Different combinations of the components of a tone-unit (pre-heads, heads and nuclei/tonic syllables) may result in more than a hundred intonation patterns (or contours) conveying attitudinal meaning. However, it would be confusing to learn such a great variety of intonation contours. Besides, it is not necessary to deal with all of them because some of them are used very rarely. So focus will be made on the most common ones.

Since the nucleus is the most important component of a tone-unit on which the whole pitch pattern centres, intonation contours are grouped according to the main nuclear tones.

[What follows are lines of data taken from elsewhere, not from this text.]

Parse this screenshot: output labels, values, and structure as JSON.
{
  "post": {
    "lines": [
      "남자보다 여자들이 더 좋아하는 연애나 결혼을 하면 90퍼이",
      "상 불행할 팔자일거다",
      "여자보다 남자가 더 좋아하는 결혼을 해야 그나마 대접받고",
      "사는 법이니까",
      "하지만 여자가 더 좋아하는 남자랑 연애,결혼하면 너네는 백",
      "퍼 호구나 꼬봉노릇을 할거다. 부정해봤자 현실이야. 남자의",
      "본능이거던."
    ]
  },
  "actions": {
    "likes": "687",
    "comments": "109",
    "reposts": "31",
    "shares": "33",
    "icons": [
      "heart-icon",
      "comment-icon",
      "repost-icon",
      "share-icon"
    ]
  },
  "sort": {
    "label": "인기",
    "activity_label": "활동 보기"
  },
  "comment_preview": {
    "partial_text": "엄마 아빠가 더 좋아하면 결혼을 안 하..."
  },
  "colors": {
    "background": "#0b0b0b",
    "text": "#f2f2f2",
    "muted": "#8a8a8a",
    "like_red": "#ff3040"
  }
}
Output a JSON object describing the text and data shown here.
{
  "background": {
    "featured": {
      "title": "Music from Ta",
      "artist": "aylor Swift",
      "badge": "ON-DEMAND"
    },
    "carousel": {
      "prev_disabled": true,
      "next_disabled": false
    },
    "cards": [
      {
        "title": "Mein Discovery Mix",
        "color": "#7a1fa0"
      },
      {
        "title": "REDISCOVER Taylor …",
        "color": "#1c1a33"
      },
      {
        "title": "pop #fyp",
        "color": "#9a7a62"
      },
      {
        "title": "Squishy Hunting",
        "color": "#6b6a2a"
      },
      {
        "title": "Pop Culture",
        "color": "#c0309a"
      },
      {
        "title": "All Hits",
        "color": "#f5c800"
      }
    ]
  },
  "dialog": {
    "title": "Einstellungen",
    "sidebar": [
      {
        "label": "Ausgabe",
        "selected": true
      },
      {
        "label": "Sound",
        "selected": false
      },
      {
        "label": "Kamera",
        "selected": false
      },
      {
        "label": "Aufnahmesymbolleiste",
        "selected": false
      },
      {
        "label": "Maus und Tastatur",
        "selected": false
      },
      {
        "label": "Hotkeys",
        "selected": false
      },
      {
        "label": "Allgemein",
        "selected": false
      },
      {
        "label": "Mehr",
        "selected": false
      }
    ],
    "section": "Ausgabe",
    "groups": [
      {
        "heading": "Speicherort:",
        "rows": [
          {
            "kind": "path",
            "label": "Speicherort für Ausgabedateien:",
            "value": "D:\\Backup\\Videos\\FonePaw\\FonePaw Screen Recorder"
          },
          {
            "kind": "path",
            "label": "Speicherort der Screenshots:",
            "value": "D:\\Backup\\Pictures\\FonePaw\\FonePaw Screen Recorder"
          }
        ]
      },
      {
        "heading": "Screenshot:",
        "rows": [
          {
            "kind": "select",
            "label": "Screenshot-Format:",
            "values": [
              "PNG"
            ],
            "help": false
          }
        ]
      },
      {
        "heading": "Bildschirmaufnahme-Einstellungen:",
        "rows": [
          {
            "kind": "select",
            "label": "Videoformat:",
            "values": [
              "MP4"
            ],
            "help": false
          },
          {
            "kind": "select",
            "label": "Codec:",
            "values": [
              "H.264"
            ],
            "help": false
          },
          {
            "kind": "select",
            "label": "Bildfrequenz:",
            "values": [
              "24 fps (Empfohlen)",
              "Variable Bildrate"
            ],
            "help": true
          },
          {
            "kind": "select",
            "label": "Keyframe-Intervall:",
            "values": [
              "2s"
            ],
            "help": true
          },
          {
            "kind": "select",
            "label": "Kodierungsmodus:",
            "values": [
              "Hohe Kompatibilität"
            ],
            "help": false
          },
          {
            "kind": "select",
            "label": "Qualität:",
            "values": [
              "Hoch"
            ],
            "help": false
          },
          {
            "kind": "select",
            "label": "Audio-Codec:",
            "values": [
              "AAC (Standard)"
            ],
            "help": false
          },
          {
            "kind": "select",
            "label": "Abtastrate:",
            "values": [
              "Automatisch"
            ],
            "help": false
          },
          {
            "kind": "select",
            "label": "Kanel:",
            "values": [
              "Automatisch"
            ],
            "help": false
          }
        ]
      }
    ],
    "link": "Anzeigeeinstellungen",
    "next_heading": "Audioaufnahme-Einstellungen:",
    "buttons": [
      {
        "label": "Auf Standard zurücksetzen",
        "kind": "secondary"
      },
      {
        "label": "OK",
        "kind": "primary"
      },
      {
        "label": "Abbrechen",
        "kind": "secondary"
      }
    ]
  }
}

1. Intonation Contour 1: (Low Pre-Head+) (Descending/Stepping Head+) Low Fall(+Tail)

2. Intonation Contour 1a: (Low Pre-head+) (Low Head+) Low Fall (Low-Level Tail)

3. Intonation Contour 2: (Low Pre-Head+) (Descending Head+) Low Rise (+Tail)

4. Intonation Contour 2a: Low Head + Low Rise

5. Intonation Contour 3: (Low Pre-Head+) (Descending Head+) High Fall (+Tail)

6. Intonation Contour 3a: Low Head + High Fall

7. Intonation Contour 4: (Descending Head+) High Rise (+Tail)

8. Intonation Contour 5: (Low Pre-Head+) (Falling Head+) Fall-Rise Undivided(+Tail)

9. Intonation Contour 5a: (Low Pre-Head+) Fall-Rise Divided (+Tail)

10.Intonation Contour 6: (Low Pre-Head+) (Descending Head+) Rise-Fall (+Tail)

The Main Attitudes Conveyed by the Main Intonation Contours:

1. Intonation Contour 1: final, complete, categoric, calm, flat, reserved, serious, matter-of-fact but interested.

2. Intonation Contour 1a: calm, unemotional, cold, detached, disinterested; in some contexts hostile.

3. Intonation Contour 2: not categoric, non-final; soothing, genuinely interested, friendly.

4. Intonation Contour 2a: encouraging further conversation, casual, or calmly disapproving, warning, critical, menacing.

5. Intonation Contour 3: lively, interested, personally concerned, emotional, with some warmth.

6. Intonation Contour 3a: the same as IC3, but with less warmth and often with surprise, displeasure, protest.

7. Intonation Contour 4: interrogatory, light and casual; in non-final groups, tentative.

8. Intonation Contour 5: implicatory; hardly ever used in questions and interjections.

9. Intonation Contour 5a: highly emotional, warm, sympathetic; in special questions, plaintive, weary.

10. Intonation Contour 6: highly emotional; the speaker is impressed and sometimes even awed challenging and censorious in the case of negative emotions.

It should be pointed out that none of the intonation contours given above is used with a particular sentence (communicative) type. Thus, any sentence type (a statement, a question etc.) can be pronounced with any tone group.

Another important point to remember is that the meaning of every pattern must be studied only in a certain context and with reference to a particular style and type of speech.

Mention should also be made of the fact that the use of intonation patterns expressing attitudes and emotions are accompanied by and associated with certain facial expressions, gestures and body movements.